En décidant d’augmenter sa production de 411 000 barils par jour dès juin 2025, l’OPEP+ déclenche une onde de choc sur les marchés pétroliers. Le Brent chute sous la barre symbolique des 60 dollars, réveillant les tensions entre excès d’offre, demande affaiblie et pressions géopolitiques.



C’est un coup de théâtre qui secoue l’économie mondiale : l’OPEP+ a annoncé une hausse inattendue de sa production à partir de juin, après une première augmentation intervenue en avril. Cette nouvelle injection de 411 000 barils par jour intervient alors que la planète s’enlise dans un ralentissement économique durable et que les tensions commerciales — notamment les politiques protectionnistes relancées par l’administration Trump — freinent la demande énergétique mondiale.

Ce mouvement surprise du cartel pétrolier vise officiellement à rééquilibrer les efforts de production entre ses membres, alors que certains États, comme l’Irak ou le Kazakhstan, dépassaient régulièrement leurs quotas sans sanction réelle. Mais dans les faits, cette décision accentue la pression sur les prix du brut. Résultat immédiat : le baril de Brent plonge sous les 60 dollars, son niveau le plus bas depuis 2021. Une dégringolade qui redessine déjà les équilibres sectoriels.

Sur les marchés boursiers, les majors pétrolières accusent le coup. TotalEnergies chute de 5 % en 2025, alors que le CAC 40 progresse de 5 % sur la même période, preuve que la tendance n’est pas générale, mais bien ciblée. En revanche, les grandes consommatrices d’énergie en profitent largement : Ryanair bondit de 6 %, Air France-KLM gagne 2 %, tout comme Lufthansa, illustrant le transfert brutal de valeur entre secteurs.

Derrière cette manœuvre technique se cache un enjeu plus profond : la diplomatie énergétique internationale. L’augmentation de l’offre semble répondre aux pressions américaines croissantes, alors que Donald Trump, en campagne pour consolider ses alliances énergétiques, multiplie les appels à une baisse durable des prix de l’énergie. La coopération entre Washington et Riyad ressort donc renforcée, à quelques semaines d’une visite présidentielle au Moyen-Orient aux accents stratégiques.

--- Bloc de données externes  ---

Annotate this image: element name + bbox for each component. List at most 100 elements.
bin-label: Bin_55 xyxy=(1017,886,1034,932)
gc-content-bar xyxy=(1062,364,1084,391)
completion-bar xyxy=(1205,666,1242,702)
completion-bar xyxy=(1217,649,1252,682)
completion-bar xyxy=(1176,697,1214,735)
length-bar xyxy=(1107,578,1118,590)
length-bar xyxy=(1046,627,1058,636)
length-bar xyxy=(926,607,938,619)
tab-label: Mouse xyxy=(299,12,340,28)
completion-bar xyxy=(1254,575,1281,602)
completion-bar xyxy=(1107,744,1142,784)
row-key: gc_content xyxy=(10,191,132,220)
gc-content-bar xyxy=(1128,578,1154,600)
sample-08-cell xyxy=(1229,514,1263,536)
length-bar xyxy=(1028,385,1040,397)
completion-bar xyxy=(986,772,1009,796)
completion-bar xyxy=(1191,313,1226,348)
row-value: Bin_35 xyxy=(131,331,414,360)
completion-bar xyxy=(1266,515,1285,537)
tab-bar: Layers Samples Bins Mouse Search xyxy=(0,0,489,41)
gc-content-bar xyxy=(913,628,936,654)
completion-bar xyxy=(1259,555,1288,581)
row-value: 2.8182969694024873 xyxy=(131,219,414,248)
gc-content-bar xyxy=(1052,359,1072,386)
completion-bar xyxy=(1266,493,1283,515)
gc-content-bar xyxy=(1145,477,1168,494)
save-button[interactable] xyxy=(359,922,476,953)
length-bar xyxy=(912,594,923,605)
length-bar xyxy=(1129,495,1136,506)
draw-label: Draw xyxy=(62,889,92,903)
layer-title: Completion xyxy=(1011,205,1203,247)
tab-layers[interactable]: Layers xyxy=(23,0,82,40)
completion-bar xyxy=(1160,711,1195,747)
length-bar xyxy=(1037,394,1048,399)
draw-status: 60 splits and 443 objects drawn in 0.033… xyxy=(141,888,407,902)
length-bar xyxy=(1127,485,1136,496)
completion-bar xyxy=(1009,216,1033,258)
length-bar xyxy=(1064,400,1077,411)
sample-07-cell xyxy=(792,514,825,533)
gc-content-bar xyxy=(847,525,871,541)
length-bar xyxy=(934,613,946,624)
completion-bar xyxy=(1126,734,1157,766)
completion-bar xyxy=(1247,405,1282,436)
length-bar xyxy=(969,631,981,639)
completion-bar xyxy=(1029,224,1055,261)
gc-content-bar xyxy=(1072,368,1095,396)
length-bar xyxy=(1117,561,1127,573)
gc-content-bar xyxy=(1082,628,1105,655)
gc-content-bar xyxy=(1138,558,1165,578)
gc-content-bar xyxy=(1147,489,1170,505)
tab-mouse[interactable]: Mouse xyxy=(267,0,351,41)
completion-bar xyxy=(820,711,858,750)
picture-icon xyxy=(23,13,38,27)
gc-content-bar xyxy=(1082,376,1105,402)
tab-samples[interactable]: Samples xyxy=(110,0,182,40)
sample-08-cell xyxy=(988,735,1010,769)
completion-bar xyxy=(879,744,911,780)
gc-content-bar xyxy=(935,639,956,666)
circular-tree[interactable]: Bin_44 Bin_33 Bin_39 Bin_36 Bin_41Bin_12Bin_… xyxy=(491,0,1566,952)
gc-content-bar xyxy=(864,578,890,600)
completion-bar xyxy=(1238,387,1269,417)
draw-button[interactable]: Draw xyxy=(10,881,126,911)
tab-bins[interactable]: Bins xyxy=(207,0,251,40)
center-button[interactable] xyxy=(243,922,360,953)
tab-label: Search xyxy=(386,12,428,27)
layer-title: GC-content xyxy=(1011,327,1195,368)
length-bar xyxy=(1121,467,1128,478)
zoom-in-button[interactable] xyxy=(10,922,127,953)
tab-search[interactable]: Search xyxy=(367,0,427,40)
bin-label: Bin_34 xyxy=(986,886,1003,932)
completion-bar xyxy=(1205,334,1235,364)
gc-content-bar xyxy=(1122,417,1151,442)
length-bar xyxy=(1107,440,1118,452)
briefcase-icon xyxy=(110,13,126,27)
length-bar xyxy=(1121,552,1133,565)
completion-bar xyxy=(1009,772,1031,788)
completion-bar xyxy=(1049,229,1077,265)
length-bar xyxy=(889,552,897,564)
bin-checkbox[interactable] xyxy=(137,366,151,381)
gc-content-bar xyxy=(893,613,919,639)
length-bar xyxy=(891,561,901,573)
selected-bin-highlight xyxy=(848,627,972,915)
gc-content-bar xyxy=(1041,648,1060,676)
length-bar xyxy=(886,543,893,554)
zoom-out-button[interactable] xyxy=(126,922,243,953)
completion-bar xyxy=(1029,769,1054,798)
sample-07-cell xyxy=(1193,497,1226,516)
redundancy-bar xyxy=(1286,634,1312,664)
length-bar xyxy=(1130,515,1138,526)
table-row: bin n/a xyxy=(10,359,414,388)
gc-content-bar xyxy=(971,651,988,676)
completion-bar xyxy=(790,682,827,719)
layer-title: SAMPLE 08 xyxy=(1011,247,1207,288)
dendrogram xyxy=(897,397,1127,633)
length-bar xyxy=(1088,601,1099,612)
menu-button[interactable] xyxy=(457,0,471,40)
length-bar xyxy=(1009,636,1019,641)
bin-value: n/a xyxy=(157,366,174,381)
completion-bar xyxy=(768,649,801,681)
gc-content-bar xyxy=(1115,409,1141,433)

Mais cette détente apparente masque une instabilité structurelle. Les analystes redoutent une saturation du marché pétrolier, dans un contexte où la demande stagne, notamment à cause de droits de douane américains sur de nombreux biens industriels. Le scénario d’un pétrole bon marché mais durablement instable devient crédible, au risque d’affaiblir les pays producteurs les plus fragiles et de nourrir de nouvelles tensions géopolitiques.

À court terme, les consommateurs et les industries énergivores se réjouissent. Mais le signal envoyé par l’OPEP+ soulève plus de questions que de certitudes : quelle soutenabilité pour un baril bas ? Jusqu’où les États-Unis peuvent-ils orienter les décisions pétrolières mondiales ? Et comment les marchés intégreront-ils cette nouvelle donne dans un monde en transition énergétique ?

Dans ce jeu à somme nulle, le pétrole reste un levier économique et diplomatique redoutable. La chute des prix n’est peut-être pas le symptôme d’un apaisement, mais le prélude d’un nouvel affrontement silencieux entre surcapacité, nationalismes énergétiques et réalités climatiques.